CIL plans power plants, seeks more wagons to reduce stockpile

State-owned Coal India Ltd (CIL), the world's largest coal producer, said it may consider setting up power plants in the country to help reduce its growing stockpile of the fuel.

"We may set up power plants if stockpiles keep on rising. Currently, the stockpile stands at 53 million tonnes," CIL chairman P S Bhattacharyya told reporters on the sidelines of a coal summit organised by Mjunction Services, a 50:50 joint venture JV between Tata Steel and Steel Authority of India Ltd for e-commerce.

Coal India, which is going to launch its initial public offering in the second half of October, is already in pact with state-owned National Thermal Power Corp (NTPC) to set up two 2,000 mw power plants in Jharkhand.
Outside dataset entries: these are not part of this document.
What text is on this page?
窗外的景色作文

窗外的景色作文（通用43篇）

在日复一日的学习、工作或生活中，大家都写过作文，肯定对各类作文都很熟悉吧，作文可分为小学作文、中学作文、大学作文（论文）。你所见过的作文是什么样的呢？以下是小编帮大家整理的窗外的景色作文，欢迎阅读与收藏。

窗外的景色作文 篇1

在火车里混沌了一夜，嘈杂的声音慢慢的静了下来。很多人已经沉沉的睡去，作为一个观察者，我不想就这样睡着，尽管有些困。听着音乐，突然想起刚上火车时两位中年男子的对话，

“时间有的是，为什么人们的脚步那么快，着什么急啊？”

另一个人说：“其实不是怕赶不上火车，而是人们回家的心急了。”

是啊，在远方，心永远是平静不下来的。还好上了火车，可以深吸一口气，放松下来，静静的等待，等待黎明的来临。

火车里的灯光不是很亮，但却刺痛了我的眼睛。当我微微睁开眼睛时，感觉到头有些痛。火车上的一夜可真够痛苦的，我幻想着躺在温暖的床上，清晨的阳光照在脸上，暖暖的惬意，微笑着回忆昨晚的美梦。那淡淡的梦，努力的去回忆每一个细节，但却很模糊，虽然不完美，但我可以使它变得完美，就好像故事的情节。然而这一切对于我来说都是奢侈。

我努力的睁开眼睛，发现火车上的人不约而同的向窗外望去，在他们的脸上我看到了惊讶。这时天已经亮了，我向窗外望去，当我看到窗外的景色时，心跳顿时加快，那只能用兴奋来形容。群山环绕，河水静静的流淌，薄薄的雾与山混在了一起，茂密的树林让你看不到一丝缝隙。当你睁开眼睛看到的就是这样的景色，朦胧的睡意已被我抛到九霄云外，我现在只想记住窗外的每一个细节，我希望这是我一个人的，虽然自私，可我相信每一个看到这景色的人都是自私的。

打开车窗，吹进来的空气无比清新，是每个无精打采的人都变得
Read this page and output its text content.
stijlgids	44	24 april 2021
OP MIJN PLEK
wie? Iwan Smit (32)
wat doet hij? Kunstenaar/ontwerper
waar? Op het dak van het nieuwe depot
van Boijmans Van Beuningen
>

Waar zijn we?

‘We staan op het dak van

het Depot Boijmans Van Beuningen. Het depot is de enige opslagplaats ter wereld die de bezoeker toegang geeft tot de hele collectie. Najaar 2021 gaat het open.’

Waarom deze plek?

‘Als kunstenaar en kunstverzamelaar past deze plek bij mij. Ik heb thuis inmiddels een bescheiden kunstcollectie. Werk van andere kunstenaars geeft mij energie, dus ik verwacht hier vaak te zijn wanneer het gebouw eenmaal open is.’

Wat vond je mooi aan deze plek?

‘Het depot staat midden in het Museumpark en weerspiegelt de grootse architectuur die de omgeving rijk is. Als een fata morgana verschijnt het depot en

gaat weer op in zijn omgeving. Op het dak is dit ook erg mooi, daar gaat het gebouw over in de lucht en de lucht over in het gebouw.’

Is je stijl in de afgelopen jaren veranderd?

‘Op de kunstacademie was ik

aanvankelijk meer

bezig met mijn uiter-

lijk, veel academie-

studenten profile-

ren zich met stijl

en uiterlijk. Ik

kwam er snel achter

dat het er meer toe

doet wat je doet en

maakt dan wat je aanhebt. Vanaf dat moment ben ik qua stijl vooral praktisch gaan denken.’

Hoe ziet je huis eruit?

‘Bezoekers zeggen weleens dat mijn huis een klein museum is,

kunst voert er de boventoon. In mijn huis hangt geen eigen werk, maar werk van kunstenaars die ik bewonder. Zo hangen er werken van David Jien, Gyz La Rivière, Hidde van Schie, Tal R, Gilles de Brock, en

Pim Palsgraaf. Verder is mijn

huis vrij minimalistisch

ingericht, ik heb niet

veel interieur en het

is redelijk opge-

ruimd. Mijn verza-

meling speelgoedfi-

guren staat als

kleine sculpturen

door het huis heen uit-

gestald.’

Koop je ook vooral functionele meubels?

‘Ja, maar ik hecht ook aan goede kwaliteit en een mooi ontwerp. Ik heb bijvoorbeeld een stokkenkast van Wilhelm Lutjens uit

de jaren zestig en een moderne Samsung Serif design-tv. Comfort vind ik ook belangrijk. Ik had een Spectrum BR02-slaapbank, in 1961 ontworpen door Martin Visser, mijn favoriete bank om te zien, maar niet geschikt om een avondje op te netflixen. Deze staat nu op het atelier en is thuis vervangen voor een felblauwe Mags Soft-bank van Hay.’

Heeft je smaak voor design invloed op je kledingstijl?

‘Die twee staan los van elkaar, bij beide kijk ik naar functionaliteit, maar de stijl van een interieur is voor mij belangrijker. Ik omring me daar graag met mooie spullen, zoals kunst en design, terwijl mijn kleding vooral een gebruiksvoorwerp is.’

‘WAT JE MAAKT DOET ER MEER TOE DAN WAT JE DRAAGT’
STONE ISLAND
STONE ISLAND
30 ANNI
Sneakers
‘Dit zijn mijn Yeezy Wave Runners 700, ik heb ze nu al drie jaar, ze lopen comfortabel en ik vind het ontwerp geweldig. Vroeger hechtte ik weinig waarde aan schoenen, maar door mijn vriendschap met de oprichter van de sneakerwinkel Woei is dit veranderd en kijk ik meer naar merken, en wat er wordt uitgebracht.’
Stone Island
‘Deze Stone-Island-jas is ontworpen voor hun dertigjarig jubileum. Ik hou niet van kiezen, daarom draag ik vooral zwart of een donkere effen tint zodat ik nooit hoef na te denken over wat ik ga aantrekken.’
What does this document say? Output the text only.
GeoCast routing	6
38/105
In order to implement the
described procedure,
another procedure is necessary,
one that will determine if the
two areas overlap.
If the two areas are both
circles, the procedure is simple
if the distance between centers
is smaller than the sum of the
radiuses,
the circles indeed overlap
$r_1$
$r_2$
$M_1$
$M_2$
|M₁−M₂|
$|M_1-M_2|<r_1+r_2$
The company is trying to arrange more rail wagons to transport coal and reduce the state-run company's stockpile by 24 per cent before the end of March from the level at the beginning of the fiscal year in April. "The inventory is rising mainly due to shortage of railway wagons," Bhattacharyya said. Coal India generally needs 205-210 wagons a day. But it had previously said that on an average it was getting merely 170 wagons a day.

India's coal production is expected to rise over the next few years and, since it will still be short of demand, the country is expected to increase imports as well. However, a shortage of rail wagons and other transportation facilities is hurting movement of the commodity from mining sites and ports.

Coal India's stockpile has been increasing every year as evacuation capacity and production aren't synchronised, Bhattacharya said. "Railway resources are falling short and we are completely dependent on rails and wagons for transportation."